Attention, roman-culte : Les chérubins électriques, chronique sauvage de la bohème chic et désespérée de la fin des seventies, unique roman de Guillaume Serp, mort à 27 ans d’un mélange d’alcool et de médicaments, vient d’être réédité chez l’éditeur singulier. Où La confession d’un enfant du siècle à l’heure des Stinky Toys.

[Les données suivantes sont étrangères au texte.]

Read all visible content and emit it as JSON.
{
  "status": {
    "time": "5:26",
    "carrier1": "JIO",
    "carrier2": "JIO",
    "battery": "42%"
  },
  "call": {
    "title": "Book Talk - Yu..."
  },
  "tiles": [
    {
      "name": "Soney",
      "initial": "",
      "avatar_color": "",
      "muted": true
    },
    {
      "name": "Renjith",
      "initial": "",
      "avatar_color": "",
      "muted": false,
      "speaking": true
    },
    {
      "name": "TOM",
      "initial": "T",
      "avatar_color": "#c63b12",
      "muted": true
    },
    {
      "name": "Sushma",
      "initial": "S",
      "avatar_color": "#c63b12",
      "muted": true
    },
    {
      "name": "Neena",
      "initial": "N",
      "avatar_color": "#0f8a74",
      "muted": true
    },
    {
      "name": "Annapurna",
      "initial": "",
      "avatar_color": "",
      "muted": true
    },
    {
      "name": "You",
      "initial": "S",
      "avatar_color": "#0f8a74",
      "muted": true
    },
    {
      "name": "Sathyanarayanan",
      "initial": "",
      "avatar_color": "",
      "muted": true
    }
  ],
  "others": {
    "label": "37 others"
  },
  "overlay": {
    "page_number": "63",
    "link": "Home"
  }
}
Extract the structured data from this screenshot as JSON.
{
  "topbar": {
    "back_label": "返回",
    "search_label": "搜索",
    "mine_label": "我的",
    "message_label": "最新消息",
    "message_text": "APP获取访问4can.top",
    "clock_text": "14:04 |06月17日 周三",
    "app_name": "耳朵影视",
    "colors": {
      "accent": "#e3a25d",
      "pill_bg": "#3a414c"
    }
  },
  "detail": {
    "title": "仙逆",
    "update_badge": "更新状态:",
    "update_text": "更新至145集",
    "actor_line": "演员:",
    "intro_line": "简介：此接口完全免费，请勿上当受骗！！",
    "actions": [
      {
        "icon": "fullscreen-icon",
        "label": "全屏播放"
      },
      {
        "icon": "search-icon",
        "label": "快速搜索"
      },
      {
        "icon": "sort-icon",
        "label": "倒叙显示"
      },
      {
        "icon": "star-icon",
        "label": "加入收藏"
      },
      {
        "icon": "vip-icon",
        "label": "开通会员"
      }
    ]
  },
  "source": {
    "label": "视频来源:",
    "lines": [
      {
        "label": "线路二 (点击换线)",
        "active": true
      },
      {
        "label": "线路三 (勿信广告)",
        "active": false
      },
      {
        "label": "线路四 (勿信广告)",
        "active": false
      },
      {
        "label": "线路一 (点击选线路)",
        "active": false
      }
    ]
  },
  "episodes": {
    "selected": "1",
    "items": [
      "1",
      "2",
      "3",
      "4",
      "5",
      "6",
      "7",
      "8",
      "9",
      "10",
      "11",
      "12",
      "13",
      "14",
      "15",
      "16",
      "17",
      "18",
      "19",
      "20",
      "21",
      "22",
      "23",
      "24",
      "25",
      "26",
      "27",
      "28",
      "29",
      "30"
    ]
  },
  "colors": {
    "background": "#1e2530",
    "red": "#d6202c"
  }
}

On ne le redira jamais assez : les années 80 sont une chic époque pour commencer un roman qu’on n’achève pas, monter un groupe de rock répondant au nom de « Philippe et les Chics Types », vomir du sang dans les couloirs du Rose bonbon avant de monter sur scène, acheter la Pravda au drugstore sans comprendre le russe, écouter Helen of Troy de John Cage, vivre quelques passions destructrices, avec Ancilla Darling, ou Cassandre, qui s’habille en tailleur et boit des coca-fraise à la terrasse du Flore, lui dédier un quatrain triste et houellebecquien, sur la nappe vierge d’une table du Joe Allen :
L’horizon blanc se fait plus et plus elliptique
Au bout de la patinoire de l’oubli lent
Et il avale nos regards neuroleptiques
Se moquant probablement, mais tout doucement
C’est en tous les cas le quotidien pathétique et violent de Philippe, qui tente vaille que vaille de noyer ses « hypothétiques chagrins » d’enfant perdu du XXème siècle agonisant à grands renforts de bastons avec les « nazillons » du Gibus, d’acides et de poudre grise inoculée au creux de nuits confuses et d’aubes blafardes, dans les toilettes du « Bonbek » ou de l’Olympia.
Nos années folles
Autant dire qu’il n’est pas étonnant de croiser le nom de Guillaume Serp au détour du roman Vacances dans le Coma de Frédéric Beigbeder : Guillaume Israël de son vrai nom avait en effet tout pour fasciner le laudateur de Bret Easton Ellis. Etoile filante et fascinante de la « Blank generation » né en 1960, Guillaume était le chanteur de l’emblématique groupe New Wave Modern Guy. Comme nous le narre très bien le journaliste Alexandre Fillon dans sa belle préface, avant de décéder en 1987 rue du Mont-Thabor à Paris, le jeune homme chic eut le temps d’écrire quelques chansons pour Lio et Luna Parker, de se faire interdire l’entrée du Bain Douches, d’interviewer Bukowski le jour de son passage à Apostrophes, d’aller étudier la littérature et le cinéma à UCLA, et d’écrire un second roman que Robert Laffont refusa, Reparti pour un tour.
« Du boulevard Saint Germain montaient, confuses, des rumeurs quasi océanes »
“Notre conversation ressemblait à un solo de Charlie Parker. Qui pourrait raconter un solo de Charlie Parker ?”
Les chérubins électriques, paru en 1983, précède de deux ans, et annonce la publication de l’emblématique Moins que Zero, le tout premier roman de Bret Easton Ellis, qui parviendra à fixer pour la postérité un certain mal du siècle estampillé « génération X », et dont on ne peine pas à reconnaitre les symptômes chez Philippe : « Collecteur de sensations. Collectionneur bordélique d’impressions. Ni thème ni chronologie. Superficiel en profondeur, je ne prenais plus la peine d’être profond en surface. Ancilla ne flottait pas, ne dérivait pas. Elle parlait doucement. ». Dans la veine de l’auteur d’American Psycho, par ses formules à la fois ramassées et décalées, qui font mouche, Guillaume Serp arrive à insuffler à cette chronique désabusée d’une jeunesse « neo-beatnik » à la dérive, un certain charme lancinant et glacé, une grâce un peu pathétique, qui reste : « J’eus Cassandre au bout du fil. Elle paraissait inquiète. Je lui parlai de choses très variées et très confuses. Notre conversation ressemblait à un solo de Charlie Parker. Qui pourrait raconter un solo de Charlie Parker ? »
Vous aurez compris l’idée : si vous avez été sensible au Bright Lights, Big City de Jay McInerney, la couverture jaune et bleu des Chérubins électriques se doit de figurer dans votre bibliothèque.
- Les chérubins électriques de Guillaume Serp, L’éditeur singulier, 224 pages, 16, 50 euros, octobre 2013.